Убрал от уха телефон, посмотрев на экран.

Нет сети.

От безысходности Никита прижался спиной к колонне, медленно и безразлично сползая на гранитный пол.

Что за дьявольщина вообще произошла? Что с моим отцом? Где он? Выжил ли он? Когда нас отсюда выпустят? Я не хочу в это верить. Это просто сон. Это всё просто дурацкий сон.

Это не сон.

Каково это – быть свидетелем конца истории?

Глава 2

В мраморном плену

Мир уничтожен, всё, что было сделано человеком, было разрушено вместе с ним. Люди не понимают ценности жизни, убивая себе подобных ради денег и власти, забывая о том, что они – один биологический вид, вплоть до своего исчезновения. Отмывая свои по локоть в крови руки, героями становятся убийцы. А этими марионетками играет кукловод, заставляет их верить в то, что их поступки благородны.

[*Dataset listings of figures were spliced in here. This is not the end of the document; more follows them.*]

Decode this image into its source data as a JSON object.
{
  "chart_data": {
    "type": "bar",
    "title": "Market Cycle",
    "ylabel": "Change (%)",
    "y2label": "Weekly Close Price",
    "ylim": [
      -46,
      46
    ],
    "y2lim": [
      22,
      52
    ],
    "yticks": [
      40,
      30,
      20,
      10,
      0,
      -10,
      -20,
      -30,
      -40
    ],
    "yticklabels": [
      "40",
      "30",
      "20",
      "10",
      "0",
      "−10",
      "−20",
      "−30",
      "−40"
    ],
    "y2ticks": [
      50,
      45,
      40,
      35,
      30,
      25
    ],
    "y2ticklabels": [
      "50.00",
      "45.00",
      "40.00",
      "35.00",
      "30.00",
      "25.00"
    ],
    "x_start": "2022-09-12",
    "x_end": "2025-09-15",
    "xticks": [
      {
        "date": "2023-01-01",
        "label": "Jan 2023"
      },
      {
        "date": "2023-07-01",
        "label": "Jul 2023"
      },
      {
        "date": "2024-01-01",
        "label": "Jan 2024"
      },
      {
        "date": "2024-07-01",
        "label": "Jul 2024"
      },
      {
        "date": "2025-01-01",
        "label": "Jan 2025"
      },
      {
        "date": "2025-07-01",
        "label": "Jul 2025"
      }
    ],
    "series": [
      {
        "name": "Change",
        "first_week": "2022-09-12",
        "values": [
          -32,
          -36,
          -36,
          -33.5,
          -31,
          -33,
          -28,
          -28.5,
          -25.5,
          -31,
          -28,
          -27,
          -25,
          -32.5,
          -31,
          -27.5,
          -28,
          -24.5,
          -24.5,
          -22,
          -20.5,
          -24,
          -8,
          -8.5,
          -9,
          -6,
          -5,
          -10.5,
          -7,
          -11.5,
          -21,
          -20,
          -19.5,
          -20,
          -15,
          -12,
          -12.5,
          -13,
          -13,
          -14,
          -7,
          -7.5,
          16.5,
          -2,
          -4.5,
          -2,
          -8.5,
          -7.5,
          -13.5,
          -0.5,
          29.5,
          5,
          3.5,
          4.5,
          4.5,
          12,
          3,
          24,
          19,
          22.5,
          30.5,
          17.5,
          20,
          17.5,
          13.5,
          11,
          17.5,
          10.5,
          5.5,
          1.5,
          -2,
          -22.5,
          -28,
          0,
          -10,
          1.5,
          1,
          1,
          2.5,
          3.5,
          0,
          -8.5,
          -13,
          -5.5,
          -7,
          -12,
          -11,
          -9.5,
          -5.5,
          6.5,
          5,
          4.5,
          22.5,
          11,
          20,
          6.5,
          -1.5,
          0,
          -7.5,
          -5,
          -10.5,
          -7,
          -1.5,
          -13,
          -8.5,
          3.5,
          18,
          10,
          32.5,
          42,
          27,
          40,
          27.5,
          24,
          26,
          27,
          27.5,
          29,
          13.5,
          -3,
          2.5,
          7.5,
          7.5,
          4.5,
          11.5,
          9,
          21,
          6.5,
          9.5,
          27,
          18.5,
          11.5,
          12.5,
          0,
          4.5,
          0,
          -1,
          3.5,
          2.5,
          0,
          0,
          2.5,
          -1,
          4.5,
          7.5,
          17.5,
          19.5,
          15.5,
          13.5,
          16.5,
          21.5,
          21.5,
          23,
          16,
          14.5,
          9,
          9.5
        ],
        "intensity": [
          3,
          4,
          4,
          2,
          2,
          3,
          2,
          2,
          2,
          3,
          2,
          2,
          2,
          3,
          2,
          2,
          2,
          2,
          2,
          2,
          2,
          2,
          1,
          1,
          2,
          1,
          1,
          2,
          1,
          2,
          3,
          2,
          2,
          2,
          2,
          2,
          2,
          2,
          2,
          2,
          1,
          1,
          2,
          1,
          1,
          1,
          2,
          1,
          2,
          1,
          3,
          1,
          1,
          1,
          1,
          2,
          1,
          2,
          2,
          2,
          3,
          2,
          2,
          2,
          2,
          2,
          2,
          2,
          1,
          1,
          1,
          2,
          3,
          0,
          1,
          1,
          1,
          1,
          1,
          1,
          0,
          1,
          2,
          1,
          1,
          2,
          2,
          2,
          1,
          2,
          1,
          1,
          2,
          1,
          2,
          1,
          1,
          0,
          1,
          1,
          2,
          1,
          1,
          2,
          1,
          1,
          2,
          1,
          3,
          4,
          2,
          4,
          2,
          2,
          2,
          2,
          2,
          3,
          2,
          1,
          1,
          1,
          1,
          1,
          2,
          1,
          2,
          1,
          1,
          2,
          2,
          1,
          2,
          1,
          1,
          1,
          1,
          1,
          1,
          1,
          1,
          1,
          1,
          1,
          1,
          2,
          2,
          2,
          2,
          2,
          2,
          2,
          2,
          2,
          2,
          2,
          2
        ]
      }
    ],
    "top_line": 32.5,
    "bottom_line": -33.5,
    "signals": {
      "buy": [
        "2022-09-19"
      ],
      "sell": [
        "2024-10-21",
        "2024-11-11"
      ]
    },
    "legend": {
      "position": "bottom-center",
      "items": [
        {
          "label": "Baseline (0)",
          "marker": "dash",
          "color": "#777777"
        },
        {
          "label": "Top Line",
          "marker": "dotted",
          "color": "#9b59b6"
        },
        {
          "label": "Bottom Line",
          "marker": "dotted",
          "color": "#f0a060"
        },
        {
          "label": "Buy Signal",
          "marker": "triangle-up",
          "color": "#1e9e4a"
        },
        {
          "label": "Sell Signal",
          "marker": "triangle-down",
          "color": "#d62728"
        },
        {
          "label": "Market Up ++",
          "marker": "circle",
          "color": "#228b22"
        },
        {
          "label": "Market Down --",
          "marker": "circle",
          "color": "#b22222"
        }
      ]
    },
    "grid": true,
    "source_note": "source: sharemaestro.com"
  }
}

Сегодня, 12 апреля 2016 года, умер город Харьков.

Никита сидел на холодном полу, беспомощно прижавшись к колонне. Он до сих пор не мог поверить в то, что происходило последние десять минут. Рядом кто-то непринуждённо подсел. Никита поднял взгляд и увидел перед собой темнокожего парня, который сидел у входа в метро.

– Ты не против? – спросил он у Никиты.

– Не против, – Никита не спеша подвинулся.

– Меня Дарвин зовут, – темнокожий начал разговор.

– Меня Никита, – Никиту заинтересовало такое имя, ведь не часто встретишь человека с именем Дарвин. – Красивое у тебя имя, необычное.

– Та нет… Меня люди с детдома нашли на этой улице… Так и назвали, – лицо Дарвина стало хмурым.

– Извини.

Наступило неловкое молчание, люди на станции перестали суетиться, кто уселся на скамейки, кто на пол. Устали стоять на месте.

– Ты кого-то искал на станции? – заинтересовался Дарвин.

Их разговор прервал работник метро, он попросил всех выслушать его.

– Внимание! Все слушайте сюда! В связи с непредвиденным инцидентом, произошедшим сегодня, мы все должны провести во временном укрытии, то есть на станции, трое суток. После ч…

– Зачем аж три дня, почему не сейчас? – из толпы возмутились.

– Попрошу не перебивать. Спасибо. Через три дня радиационный фон на поверхности спадёт до приемлемых значений для эвакуации из города в ближайшие населённые пункты. Для благоустройства во временном убежище есть служебный туалет, сухие пайки, консервы и питьевая вода. Спасибо за внимание.

– Ну хоть не подохнем тут, как последние собаки, – промямлила бабка.

– Радиационный фон? Это что, ядерная война?

– Три дня я не продержусь! Господи. У меня клаустрофобия.

– Слышал? Нас спасут! Мы будем жить!

– Слава богу, главное, дождаться.

В людей вселилась надежда на спасение, которое должно прибыть неизвестно как и откуда. Отвести туда, неизвестно куда. Вдруг больше нет выживших городов? Вдруг нет больше никого? Никакой большой земли, а лишь одни океанские пустоши? Мы следуем регламенту с завязанными глазами и ушами, полагаясь на одну интуицию. Веря в то, что спасение придёт к нам и вытащит нас из дыры.

Хотелось верить в лучшее.

По платформе метались продавцы с товарами, используя даже такой случай в качестве прибыли. Продавали от еды до всякой всячины, брелки, зажигалки, лейкопластыри, сигареты. Возможно, деньги уже никому не понадобятся. Но они об этом пока что не думают.

– Дайте поштучно семёрочку, – позвал продавца сигарет молодой, коренастый мужчина.

– Сколько, одну, две?

– Одну.

– Три пятьдесят, – ответил продавец, взяв из пачки одну сигарету.

– Давайте, – мужчина уже отслюнявил с кошелька сумму.

Мужчина уже отдал свои деньги за сигарету, только поднёс ко рту, как на него накинулась дежурная по станции.

– Курить запрещено! – отхватила сигарету прямо со рта и закинула себе в карман.